The Case Patient
The child’s facial nerve function gradually returned over a three-week period, with no residual deficit (see Figures 1a, 1b, and 1c). Results of the audiometry screening on day 10 were normal, showing a positive stapedial reflex. An MRI, performed four months after the initial paralysis to rule out any tumors, yielded normal results.
This case highlights the differing management of pediatric Bell’s palsy among emergency, pediatric, and specialized providers. This child was managed more aggressively under the care of an otolaryngologist with a two-week course of steroids, antiviral medication for 10 days, and a follow-up MRI to rule out any evidence of a tumor. The need for further research to guide practice in the pediatric patient with Bell’s palsy is apparent.
Conclusion
FNP in the pediatric population is rare and more likely to have an identifiable cause than among adults. Careful examination should reveal differential diagnoses that warrant treatment and referrals. The main causes of FNP that should not be missed are otitis media, hypertension, varicella zoster virus (Ramsay Hunt syndrome), neoplastic processes, and Lyme disease.
Practitioners should have a high index of suspicion for nonidiopathic causes of FNP when a child has a neurologic exam that includes facial paresis of gradual onset, abnormal function of other cranial nerves, lack of forehead muscle weakness, or peripheral abnormalities. In addition to the history and exam, blood work and radiologic imaging can aid the practitioner in ruling in or out nonidiopathic causes of FNP.
Grading of facial palsy severity using the House-Brackmann scale helps guide prognosis and referral choices. Referral to a specialist in otolaryngology is appropriate and recommended by the AAP. Referral should be made to an ophthalmologist if any suspicion of corneal abrasion exists.

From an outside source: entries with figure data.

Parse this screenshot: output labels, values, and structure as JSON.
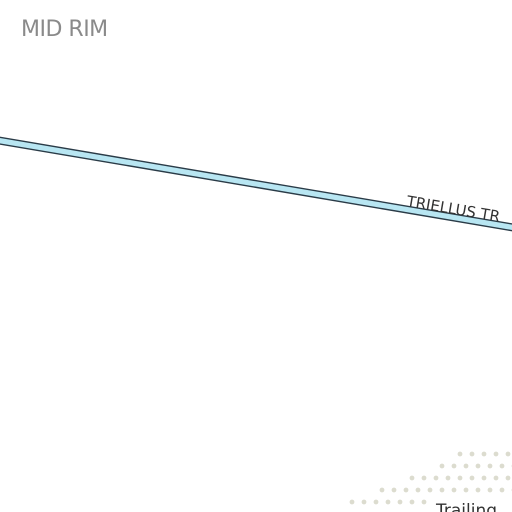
{
  "map": {
    "background_color": "#ffffff",
    "district_label": {
      "text": "MID RIM",
      "color": "#8a8a8a"
    },
    "roads": [
      {
        "name": "TRIELLUS TR",
        "fill_color": "#b8e6f2",
        "casing_color": "#2a3b47"
      }
    ],
    "trail_area": {
      "label": "Trailing",
      "label_color": "#333333",
      "pattern_color": "#dcdccf"
    }
  }
}
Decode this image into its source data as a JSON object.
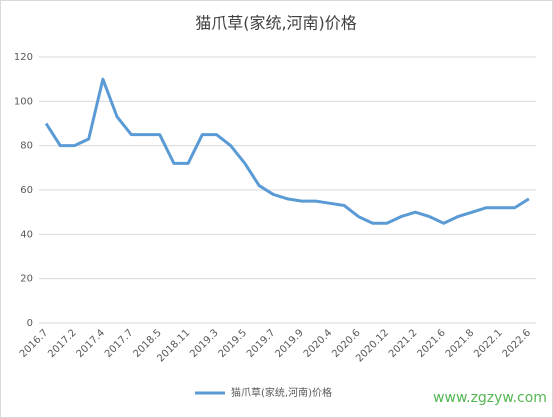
{
  "chart_data": {
    "type": "line",
    "title": "猫爪草(家统,河南)价格",
    "categories": [
      "2016.7",
      null,
      "2017.2",
      null,
      "2017.4",
      null,
      "2017.7",
      null,
      "2018.5",
      null,
      "2018.11",
      null,
      "2019.3",
      null,
      "2019.5",
      null,
      "2019.7",
      null,
      "2019.9",
      null,
      "2020.4",
      null,
      "2020.6",
      null,
      "2020.12",
      null,
      "2021.2",
      null,
      "2021.6",
      null,
      "2021.8",
      null,
      "2022.1",
      null,
      "2022.6"
    ],
    "series": [
      {
        "name": "猫爪草(家统,河南)价格",
        "color": "#5b9bd5",
        "values": [
          90,
          80,
          80,
          83,
          110,
          93,
          85,
          85,
          85,
          72,
          72,
          85,
          85,
          80,
          72,
          62,
          58,
          56,
          55,
          55,
          54,
          53,
          48,
          45,
          45,
          48,
          50,
          48,
          45,
          48,
          50,
          52,
          52,
          52,
          56
        ]
      }
    ],
    "ylim": [
      0,
      120
    ],
    "yticks": [
      0,
      20,
      40,
      60,
      80,
      100,
      120
    ],
    "grid": true,
    "legend": "bottom",
    "watermark": "www.zgzyw.com"
  }
}
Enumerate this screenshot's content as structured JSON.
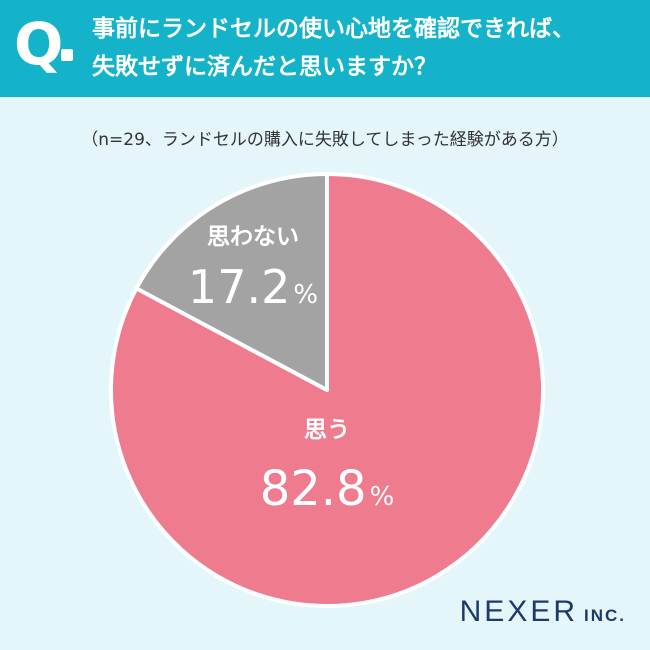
{
  "question": {
    "mark": "Q",
    "line1": "事前にランドセルの使い心地を確認できれば、",
    "line2": "失敗せずに済んだと思いますか？"
  },
  "note": "（n=29、ランドセルの購入に失敗してしまった経験がある方）",
  "colors": {
    "header": "#14b3c9",
    "background": "#e4f6f9",
    "yes": "#ee7c8e",
    "no": "#a3a3a3",
    "logo": "#1d3a68"
  },
  "chart_data": {
    "type": "pie",
    "start": "12 o'clock",
    "direction": "clockwise",
    "slices": [
      {
        "label": "思う",
        "value": 82.8,
        "display": "82.8",
        "unit": "%",
        "color": "#ee7c8e"
      },
      {
        "label": "思わない",
        "value": 17.2,
        "display": "17.2",
        "unit": "%",
        "color": "#a3a3a3"
      }
    ]
  },
  "logo": {
    "main": "NEXER",
    "sub": "INC."
  }
}
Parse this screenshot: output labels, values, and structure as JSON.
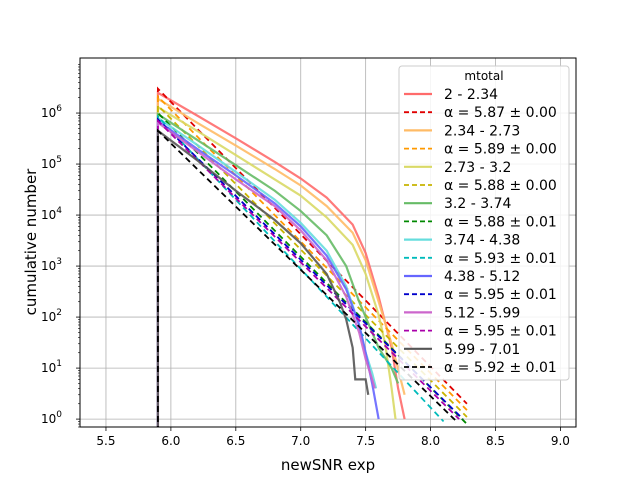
{
  "chart_data": {
    "type": "line",
    "xlabel": "newSNR exp",
    "ylabel": "cumulative number",
    "xlim": [
      5.3,
      9.12
    ],
    "ylim": [
      0.7,
      12000000
    ],
    "yscale": "log",
    "grid": true,
    "legend_position": "top-right",
    "legend_title": "mtotal",
    "x_ticks": [
      "5.5",
      "6.0",
      "6.5",
      "7.0",
      "7.5",
      "8.0",
      "8.5",
      "9.0"
    ],
    "x_tick_values": [
      5.5,
      6.0,
      6.5,
      7.0,
      7.5,
      8.0,
      8.5,
      9.0
    ],
    "y_ticks": [
      "10^0",
      "10^1",
      "10^2",
      "10^3",
      "10^4",
      "10^5",
      "10^6"
    ],
    "y_tick_values": [
      1,
      10,
      100,
      1000,
      10000,
      100000,
      1000000
    ],
    "threshold_x": 5.9,
    "series": [
      {
        "name": "2 - 2.34",
        "color": "#ff6b6b",
        "style": "solid",
        "points": [
          [
            5.9,
            2500000
          ],
          [
            6.2,
            900000
          ],
          [
            6.5,
            320000
          ],
          [
            6.8,
            110000
          ],
          [
            7.0,
            52000
          ],
          [
            7.2,
            22000
          ],
          [
            7.4,
            6500
          ],
          [
            7.5,
            1800
          ],
          [
            7.6,
            250
          ],
          [
            7.7,
            25
          ],
          [
            7.75,
            4
          ],
          [
            7.8,
            1
          ]
        ]
      },
      {
        "name": "α = 5.87 ± 0.00",
        "color": "#e00000",
        "style": "dashed",
        "points": [
          [
            5.9,
            3000000
          ],
          [
            8.28,
            2
          ]
        ]
      },
      {
        "name": "2.34 - 2.73",
        "color": "#ffbb66",
        "style": "solid",
        "points": [
          [
            5.9,
            1900000
          ],
          [
            6.2,
            650000
          ],
          [
            6.5,
            230000
          ],
          [
            6.8,
            80000
          ],
          [
            7.0,
            38000
          ],
          [
            7.2,
            15000
          ],
          [
            7.4,
            4500
          ],
          [
            7.5,
            1300
          ],
          [
            7.6,
            200
          ],
          [
            7.7,
            30
          ],
          [
            7.8,
            3
          ]
        ]
      },
      {
        "name": "α = 5.89 ± 0.00",
        "color": "#ff9900",
        "style": "dashed",
        "points": [
          [
            5.9,
            2100000
          ],
          [
            8.28,
            1.5
          ]
        ]
      },
      {
        "name": "2.73 - 3.2",
        "color": "#d9d966",
        "style": "solid",
        "points": [
          [
            5.9,
            1300000
          ],
          [
            6.2,
            450000
          ],
          [
            6.5,
            150000
          ],
          [
            6.8,
            50000
          ],
          [
            7.0,
            24000
          ],
          [
            7.2,
            9000
          ],
          [
            7.4,
            2600
          ],
          [
            7.5,
            700
          ],
          [
            7.6,
            110
          ],
          [
            7.65,
            30
          ],
          [
            7.7,
            4
          ],
          [
            7.73,
            1
          ]
        ]
      },
      {
        "name": "α = 5.88 ± 0.00",
        "color": "#c8b400",
        "style": "dashed",
        "points": [
          [
            5.9,
            1400000
          ],
          [
            8.28,
            1.1
          ]
        ]
      },
      {
        "name": "3.2 - 3.74",
        "color": "#66bb66",
        "style": "solid",
        "points": [
          [
            5.9,
            950000
          ],
          [
            6.2,
            300000
          ],
          [
            6.5,
            95000
          ],
          [
            6.8,
            30000
          ],
          [
            7.0,
            12000
          ],
          [
            7.2,
            4000
          ],
          [
            7.35,
            1000
          ],
          [
            7.45,
            200
          ],
          [
            7.55,
            50
          ],
          [
            7.6,
            25
          ],
          [
            7.7,
            10
          ],
          [
            7.75,
            5
          ]
        ]
      },
      {
        "name": "α = 5.88 ± 0.01",
        "color": "#008800",
        "style": "dashed",
        "points": [
          [
            5.9,
            1000000
          ],
          [
            8.28,
            0.8
          ]
        ]
      },
      {
        "name": "3.74 - 4.38",
        "color": "#66dddd",
        "style": "solid",
        "points": [
          [
            5.9,
            800000
          ],
          [
            6.2,
            240000
          ],
          [
            6.5,
            70000
          ],
          [
            6.8,
            20000
          ],
          [
            7.0,
            7000
          ],
          [
            7.2,
            2000
          ],
          [
            7.35,
            400
          ],
          [
            7.45,
            70
          ],
          [
            7.5,
            20
          ],
          [
            7.55,
            8
          ],
          [
            7.58,
            4
          ]
        ]
      },
      {
        "name": "α = 5.93 ± 0.01",
        "color": "#00bbbb",
        "style": "dashed",
        "points": [
          [
            5.9,
            850000
          ],
          [
            8.1,
            0.9
          ]
        ]
      },
      {
        "name": "4.38 - 5.12",
        "color": "#6666ff",
        "style": "solid",
        "points": [
          [
            5.9,
            700000
          ],
          [
            6.2,
            200000
          ],
          [
            6.5,
            60000
          ],
          [
            6.8,
            17000
          ],
          [
            7.0,
            6000
          ],
          [
            7.2,
            1600
          ],
          [
            7.35,
            350
          ],
          [
            7.45,
            70
          ],
          [
            7.5,
            20
          ],
          [
            7.55,
            5
          ],
          [
            7.6,
            1
          ]
        ]
      },
      {
        "name": "α = 5.95 ± 0.01",
        "color": "#0000cc",
        "style": "dashed",
        "points": [
          [
            5.9,
            750000
          ],
          [
            8.25,
            1.0
          ]
        ]
      },
      {
        "name": "5.12 - 5.99",
        "color": "#cc66cc",
        "style": "solid",
        "points": [
          [
            5.9,
            650000
          ],
          [
            6.2,
            180000
          ],
          [
            6.5,
            50000
          ],
          [
            6.8,
            15000
          ],
          [
            7.0,
            5000
          ],
          [
            7.2,
            1300
          ],
          [
            7.35,
            250
          ],
          [
            7.45,
            50
          ],
          [
            7.5,
            15
          ],
          [
            7.55,
            6
          ],
          [
            7.57,
            4
          ]
        ]
      },
      {
        "name": "α = 5.95 ± 0.01",
        "color": "#aa00aa",
        "style": "dashed",
        "points": [
          [
            5.9,
            700000
          ],
          [
            8.22,
            1.0
          ]
        ]
      },
      {
        "name": "5.99 - 7.01",
        "color": "#555555",
        "style": "solid",
        "points": [
          [
            5.9,
            450000
          ],
          [
            6.2,
            120000
          ],
          [
            6.5,
            30000
          ],
          [
            6.8,
            8000
          ],
          [
            7.0,
            2800
          ],
          [
            7.2,
            700
          ],
          [
            7.3,
            200
          ],
          [
            7.35,
            90
          ],
          [
            7.4,
            25
          ],
          [
            7.42,
            6
          ],
          [
            7.5,
            6
          ],
          [
            7.52,
            3
          ]
        ]
      },
      {
        "name": "α = 5.92 ± 0.01",
        "color": "#000000",
        "style": "dashed",
        "points": [
          [
            5.9,
            450000
          ],
          [
            8.2,
            0.9
          ]
        ]
      }
    ]
  }
}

Treatment in children should consist of eye care and steroids. Antiviral therapy should be considered on an individualized basis and when evidence of HSV or varicella exists. Parents should be advised about the importance of eye care in a child with FNP (see Table 35-7,9,17,18,22).
The emotional stress associated with FNP can be significant for both children and adults; fear of lifelong facial deformity can be psychologically debilitating. Yet a favorable prognosis for recovery of facial nerve function can be relayed to anxious parents.